By default, Tabby operates in int8 mode with CUDA, requiring approximately 8GB of VRAM for CodeLlama-7B.

For ROCm the actual limits are currently largely untested, but the same CodeLlama-7B seems to use 8GB of VRAM as well on a AMD Radeonβ„’ RX 7900 XTX according to the ROCm monitoring tools.

What GPUs are required for reduced-precision inference (e.g int8)?
  • int8: Compute Capability >= 7.0 or Compute Capability 6.1
  • float16: Compute Capability >= 7.0
  • bfloat16: Compute Capability >= 8.0

To determine the mapping between the GPU card type and its compute capability, please visit this page

How to utilize multiple NVIDIA GPUs?

Tabby only supports the use of a single GPU. To utilize multiple GPUs, you can initiate multiple Tabby instances and set CUDA_VISIBLE_DEVICES (for cuda) or HIP_VISIBLE_DEVICES (for rocm) accordingly.

My AMD device isn't supported by ROCm

You can use the HSA_OVERRIDE_GFX_VERSION variable if there is a similar GPU that is supported by ROCm you can set it to that.

For example for RDNA2 you can set it to 10.3.0 and to 11.0.0 for RDNA3.

How can I use my own model with Tabby?

Please follow the Tabby Model Specification to create a directory with the specified files. You can then pass the directory path to --model or --chat-model to start Tabby.

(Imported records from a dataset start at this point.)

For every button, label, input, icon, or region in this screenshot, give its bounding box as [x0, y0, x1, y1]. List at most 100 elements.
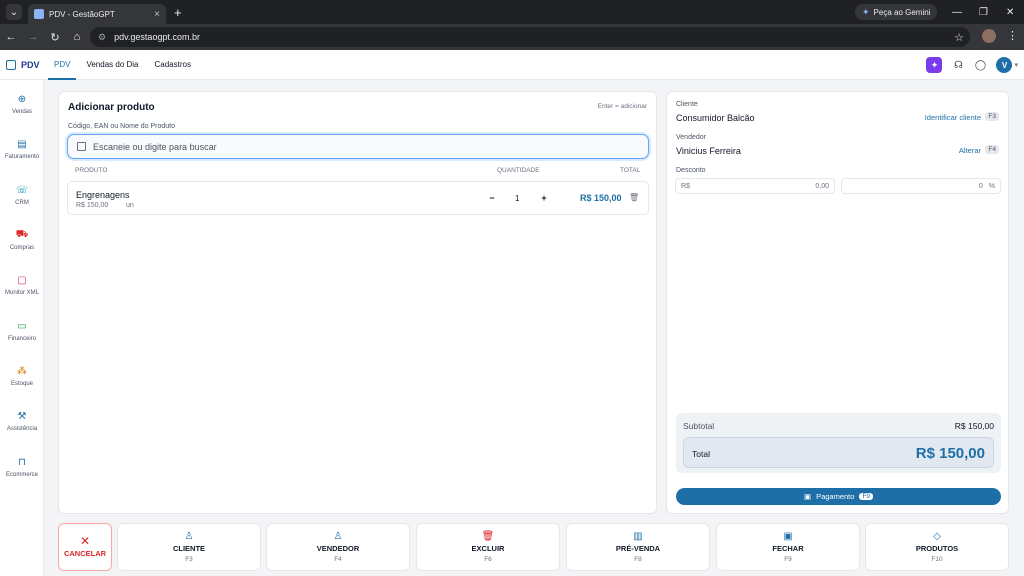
sidebar-item-financeiro[interactable]: ▭ Financeiro [0, 320, 44, 343]
headset-icon[interactable]: ☊ [952, 59, 964, 71]
favicon-icon [34, 9, 44, 19]
payment-shortcut-badge: F9 [859, 493, 874, 500]
user-icon: ♙ [184, 530, 194, 542]
browser-tab[interactable]: PDV - GestãoGPT × [28, 4, 166, 24]
site-info-icon[interactable]: ⚙ [98, 32, 106, 43]
identify-client-link[interactable]: Identificar cliente [925, 113, 981, 122]
sidebar-item-crm[interactable]: ☏ CRM [0, 184, 44, 207]
action-label: EXCLUIR [471, 544, 505, 553]
client-button[interactable]: ♙ CLIENTE F3 [117, 523, 261, 571]
brand-label: PDV [21, 59, 40, 70]
tab-pdv[interactable]: PDV [46, 50, 78, 80]
maximize-button[interactable]: ❐ [979, 0, 988, 24]
forward-arrow-icon[interactable]: → [22, 31, 44, 43]
file-icon: ▢ [17, 274, 27, 286]
sidebar-item-ecommerce[interactable]: ⊓ Ecommerce [0, 456, 44, 479]
bookmark-star-icon[interactable]: ☆ [954, 31, 964, 44]
sidebar-item-compras[interactable]: ⛟ Compras [0, 229, 44, 252]
decrease-quantity-button[interactable]: − [486, 192, 498, 204]
window-close-button[interactable]: ✕ [1006, 0, 1014, 24]
product-unit: un [126, 202, 134, 209]
browser-toolbar: ← → ↻ ⌂ ⚙ pdv.gestaogpt.com.br ☆ [0, 24, 1024, 50]
document-icon: ▤ [17, 138, 27, 150]
sidebar-item-label: Ecommerce [5, 472, 38, 478]
back-arrow-icon[interactable]: ← [0, 31, 22, 43]
seller-button[interactable]: ♙ VENDEDOR F4 [266, 523, 410, 571]
column-header-product: PRODUTO [75, 167, 108, 174]
new-tab-button[interactable]: + [174, 5, 182, 20]
product-search[interactable] [67, 134, 649, 159]
tab-cadastros[interactable]: Cadastros [147, 50, 199, 80]
column-header-total: TOTAL [620, 167, 641, 174]
sidebar-item-label: Estoque [10, 381, 34, 387]
tag-icon: ◇ [933, 530, 941, 542]
home-icon[interactable]: ⌂ [66, 31, 88, 43]
reload-icon[interactable]: ↻ [44, 31, 66, 44]
gemini-button[interactable]: ✦ Peça ao Gemini [855, 4, 938, 20]
trash-icon[interactable]: 🗑 [629, 193, 639, 202]
cancel-button[interactable]: ✕ CANCELAR [58, 523, 112, 571]
wallet-icon: ▣ [803, 492, 812, 501]
profile-avatar-icon[interactable] [982, 29, 996, 43]
tab-title: PDV - GestãoGPT [49, 9, 115, 19]
client-value: Consumidor Balcão [676, 113, 755, 123]
seller-value: Vinicius Ferreira [676, 146, 741, 156]
tab-vendas-do-dia[interactable]: Vendas do Dia [78, 50, 146, 80]
action-bar: ✕ CANCELAR ♙ CLIENTE F3 ♙ VENDEDOR F4 🗑 … [44, 516, 1024, 576]
basket-icon: ⊕ [17, 93, 27, 105]
sidebar-item-faturamento[interactable]: ▤ Faturamento [0, 138, 44, 161]
increase-quantity-button[interactable]: + [538, 192, 550, 204]
address-bar[interactable]: ⚙ pdv.gestaogpt.com.br ☆ [90, 27, 970, 47]
sidebar-item-monitor-xml[interactable]: ▢ Monitor XML [0, 274, 44, 297]
table-row[interactable]: Engrenagens R$ 150,00 un − 1 + R$ 150,00… [67, 181, 649, 215]
sidebar-item-estoque[interactable]: ⁂ Estoque [0, 365, 44, 388]
sidebar-item-label: Financeiro [7, 336, 36, 342]
quantity-value[interactable]: 1 [515, 194, 519, 203]
sidebar-item-vendas[interactable]: ⊕ Vendas [0, 93, 44, 116]
user-avatar[interactable]: V [996, 57, 1013, 73]
minimize-button[interactable]: — [952, 0, 962, 24]
products-button[interactable]: ◇ PRODUTOS F10 [865, 523, 1009, 571]
discount-amount-field[interactable]: R$ 0,00 [675, 178, 835, 194]
action-label: PRÉ-VENDA [615, 544, 661, 553]
gemini-sparkle-icon: ✦ [862, 6, 870, 17]
tab-close-icon[interactable]: × [154, 9, 160, 20]
action-label: CANCELAR [63, 549, 107, 558]
barcode-scan-icon [77, 142, 86, 151]
trash-icon: 🗑 [481, 530, 495, 542]
user-check-icon: ♙ [333, 530, 343, 542]
tools-icon: ⚒ [17, 410, 27, 422]
register-icon: ▣ [783, 530, 793, 542]
change-seller-link[interactable]: Alterar [959, 146, 981, 155]
discount-percent-field[interactable]: 0 % [841, 178, 1001, 194]
brand-logo[interactable]: PDV [6, 59, 46, 70]
sidebar-item-label: Compras [9, 245, 35, 251]
sidebar-item-label: Vendas [11, 109, 33, 115]
discount-percent-value: 0 [978, 182, 983, 190]
url-text: pdv.gestaogpt.com.br [114, 32, 200, 42]
chevron-down-icon[interactable]: ▾ [1014, 61, 1018, 69]
total-box: Total R$ 150,00 [683, 437, 994, 468]
search-input[interactable] [93, 141, 593, 152]
action-shortcut: F3 [185, 556, 193, 563]
close-sale-button[interactable]: ▣ FECHAR F9 [716, 523, 860, 571]
payment-button[interactable]: ▣ Pagamento F9 [676, 488, 1001, 505]
line-total: R$ 150,00 [580, 193, 622, 203]
action-shortcut: F4 [334, 556, 342, 563]
sidebar-item-assistencia[interactable]: ⚒ Assistência [0, 410, 44, 433]
sidebar-item-label: Assistência [6, 426, 38, 432]
browser-menu-icon[interactable]: ⋮ [1007, 29, 1018, 42]
chat-bubble-icon[interactable]: ◯ [974, 59, 986, 71]
subtotal-value: R$ 150,00 [954, 421, 994, 431]
total-value: R$ 150,00 [915, 445, 985, 462]
tab-search-button[interactable]: ⌄ [6, 4, 22, 20]
pre-sale-button[interactable]: ▥ PRÉ-VENDA F8 [566, 523, 710, 571]
action-label: FECHAR [772, 544, 804, 553]
ai-sparkle-icon[interactable]: ✦ [926, 57, 943, 73]
discount-currency: R$ [681, 182, 690, 190]
seller-label: Vendedor [676, 134, 706, 141]
close-icon: ✕ [79, 534, 91, 548]
delete-button[interactable]: 🗑 EXCLUIR F6 [416, 523, 560, 571]
sidebar-item-label: CRM [15, 200, 29, 206]
gemini-label: Peça ao Gemini [873, 7, 931, 17]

Can I use local model with Tabby?

Tabby also supports loading models from a local directory that follow our specifications as outlined in MODEL_SPEC.md.

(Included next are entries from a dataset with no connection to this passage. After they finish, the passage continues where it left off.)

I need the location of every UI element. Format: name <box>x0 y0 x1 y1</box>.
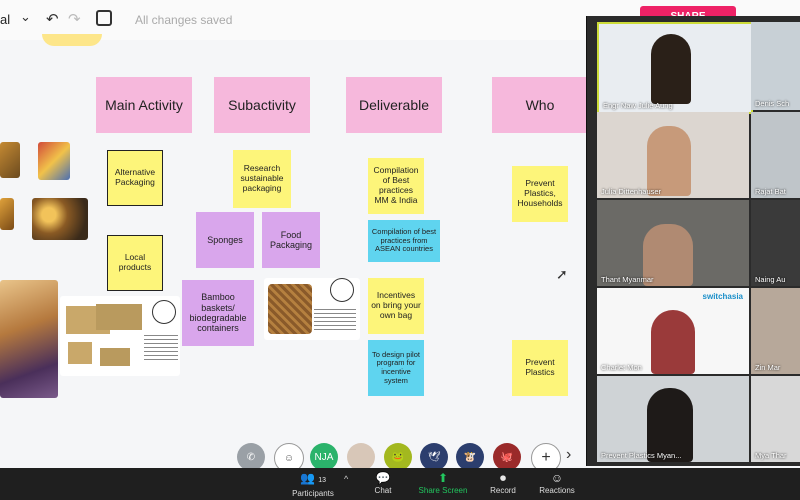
note-alternative-packaging[interactable]: Alternative Packaging <box>107 150 163 206</box>
bamboo-box-image <box>100 348 130 366</box>
chat-icon: 💬 <box>375 471 391 485</box>
participant-name: Denis Sch <box>755 99 790 108</box>
participant-silhouette <box>651 310 695 374</box>
participants-button[interactable]: 👥 13 Participants <box>283 470 343 498</box>
participant-name: Julia Dittenhauser <box>601 187 662 196</box>
video-gallery-panel: Engr Naw Julie Aung Denis Sch Julia Ditt… <box>586 16 800 466</box>
avatar-initials[interactable]: NJA <box>310 443 338 471</box>
switchasia-logo: switchasia <box>702 292 743 301</box>
burmese-caption-lines <box>144 332 178 362</box>
note-local-products[interactable]: Local products <box>107 235 163 291</box>
note-compilation-mm[interactable]: Compilation of Best practices MM & India <box>368 158 424 214</box>
avatar-cow-icon[interactable]: 🐮 <box>456 443 484 471</box>
bamboo-containers-photo[interactable] <box>60 296 180 376</box>
logo-circle <box>152 300 176 324</box>
phone-icon[interactable]: ✆ <box>237 443 265 471</box>
logo-circle <box>330 278 354 302</box>
header-subactivity[interactable]: Subactivity <box>214 77 310 133</box>
chevron-up-icon[interactable]: ^ <box>344 474 348 484</box>
save-status: All changes saved <box>135 13 233 27</box>
avatar-photo[interactable] <box>347 443 375 471</box>
record-icon: ⏺ <box>499 471 506 485</box>
video-tile[interactable]: Prevent Plastics Myan... <box>597 376 749 462</box>
participant-name: Charlet Mon <box>601 363 642 372</box>
video-tile[interactable]: Julia Dittenhauser <box>597 112 749 198</box>
share-screen-icon: ⬆ <box>437 471 449 485</box>
basket-image <box>268 284 312 334</box>
video-tile[interactable]: Mya Thar <box>751 376 800 462</box>
participants-icon: 👥 13 <box>299 471 327 485</box>
bamboo-box-image <box>68 342 92 364</box>
meeting-controls-bar: 👥 13 Participants ^ 💬 Chat ⬆ Share Scree… <box>0 468 800 500</box>
product-photo-4[interactable] <box>32 198 88 240</box>
video-tile[interactable]: Zin Mar <box>751 288 800 374</box>
note-prevent-plastics[interactable]: Prevent Plastics <box>512 340 568 396</box>
participants-count: 13 <box>318 477 327 484</box>
header-main-activity[interactable]: Main Activity <box>96 77 192 133</box>
video-tile[interactable]: Thant Myanmar <box>597 200 749 286</box>
product-photo-2[interactable] <box>38 142 70 180</box>
participants-label: Participants <box>292 489 334 498</box>
mouse-cursor-icon: ➚ <box>556 266 568 282</box>
product-photo-5[interactable] <box>0 280 58 398</box>
note-food-packaging[interactable]: Food Packaging <box>262 212 320 268</box>
note-design-pilot[interactable]: To design pilot program for incentive sy… <box>368 340 424 396</box>
video-tile[interactable]: Naing Au <box>751 200 800 286</box>
note-prevent-households[interactable]: Prevent Plastics, Households <box>512 166 568 222</box>
product-photo-1[interactable] <box>0 142 20 178</box>
chevron-right-icon[interactable]: › <box>566 446 571 464</box>
avatar-octopus-icon[interactable]: 🐙 <box>493 443 521 471</box>
burmese-caption-lines <box>314 306 356 332</box>
chevron-down-icon[interactable]: ⌄ <box>20 9 31 25</box>
undo-icon[interactable]: ↶ <box>46 10 59 28</box>
share-screen-label: Share Screen <box>418 486 468 495</box>
participant-name: Engr Naw Julie Aung <box>603 101 673 110</box>
avatar-frog-icon[interactable]: 🐸 <box>384 443 412 471</box>
note-research-packaging[interactable]: Research sustainable packaging <box>233 150 291 208</box>
reactions-icon: ☺ <box>550 471 564 485</box>
participant-silhouette <box>651 34 691 104</box>
participant-name: Thant Myanmar <box>601 275 654 284</box>
participant-name: Mya Thar <box>755 451 787 460</box>
present-icon[interactable] <box>96 10 112 26</box>
record-button[interactable]: ⏺ Record <box>473 470 533 495</box>
participant-name: Zin Mar <box>755 363 781 372</box>
note-compilation-asean[interactable]: Compilation of best practices from ASEAN… <box>368 220 440 262</box>
header-who[interactable]: Who <box>492 77 588 133</box>
participant-name: Naing Au <box>755 275 786 284</box>
product-photo-3[interactable] <box>0 198 14 230</box>
top-shape-partial <box>42 34 102 46</box>
reactions-label: Reactions <box>539 486 575 495</box>
video-tile-active[interactable]: Engr Naw Julie Aung <box>597 22 753 114</box>
video-tile[interactable]: Rajat Bat <box>751 112 800 198</box>
video-tile[interactable]: switchasia Charlet Mon <box>597 288 749 374</box>
bamboo-box-image <box>96 304 142 330</box>
document-title[interactable]: al <box>0 12 10 27</box>
participant-name: Prevent Plastics Myan... <box>601 451 682 460</box>
share-screen-button[interactable]: ⬆ Share Screen <box>413 470 473 495</box>
chat-button[interactable]: 💬 Chat <box>353 470 413 495</box>
participant-silhouette <box>647 126 691 196</box>
chat-label: Chat <box>374 486 392 495</box>
basket-photo[interactable] <box>264 278 360 340</box>
header-deliverable[interactable]: Deliverable <box>346 77 442 133</box>
video-tile[interactable]: Denis Sch <box>751 22 800 110</box>
avatar-bird-icon[interactable]: 🕊 <box>420 443 448 471</box>
note-bamboo-baskets[interactable]: Bamboo baskets/ biodegradable containers <box>182 280 254 346</box>
reactions-button[interactable]: ☺ Reactions <box>527 470 587 495</box>
participant-name: Rajat Bat <box>755 187 786 196</box>
note-incentives[interactable]: Incentives on bring your own bag <box>368 278 424 334</box>
record-label: Record <box>490 486 516 495</box>
redo-icon[interactable]: ↷ <box>68 10 81 28</box>
note-sponges[interactable]: Sponges <box>196 212 254 268</box>
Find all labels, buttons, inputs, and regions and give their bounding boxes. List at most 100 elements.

Is it safe to put Tabby root directory on NFS filesystem?

No, it is not recommended to put Tabby's root directory on an NFS filesystem.

Tabby depends on SQLite for its database operations, and SQLite requires proper file locking mechanisms to ensure data integrity. Many networked filesystems, especially NFS, have broken or missing lock implementations that can lead to database corruption and unexpected behaviors.

For more technical details about this limitation, please refer to the SQLite documentation: Filesystems with broken or missing lock implementations.

How do I enable debug logging in the Tabby server?

The Tabby server utilizes the RUST_LOG environment variable to control logging levels. To enable debug logging, you can set this variable when you start the server.

For example, if you are running Tabby from the command line, you can do so like this:

RUST_LOG=debug tabby serve

If you are using Docker, you can pass the environment variable using the -e flag:

docker run -e RUST_LOG=debug ...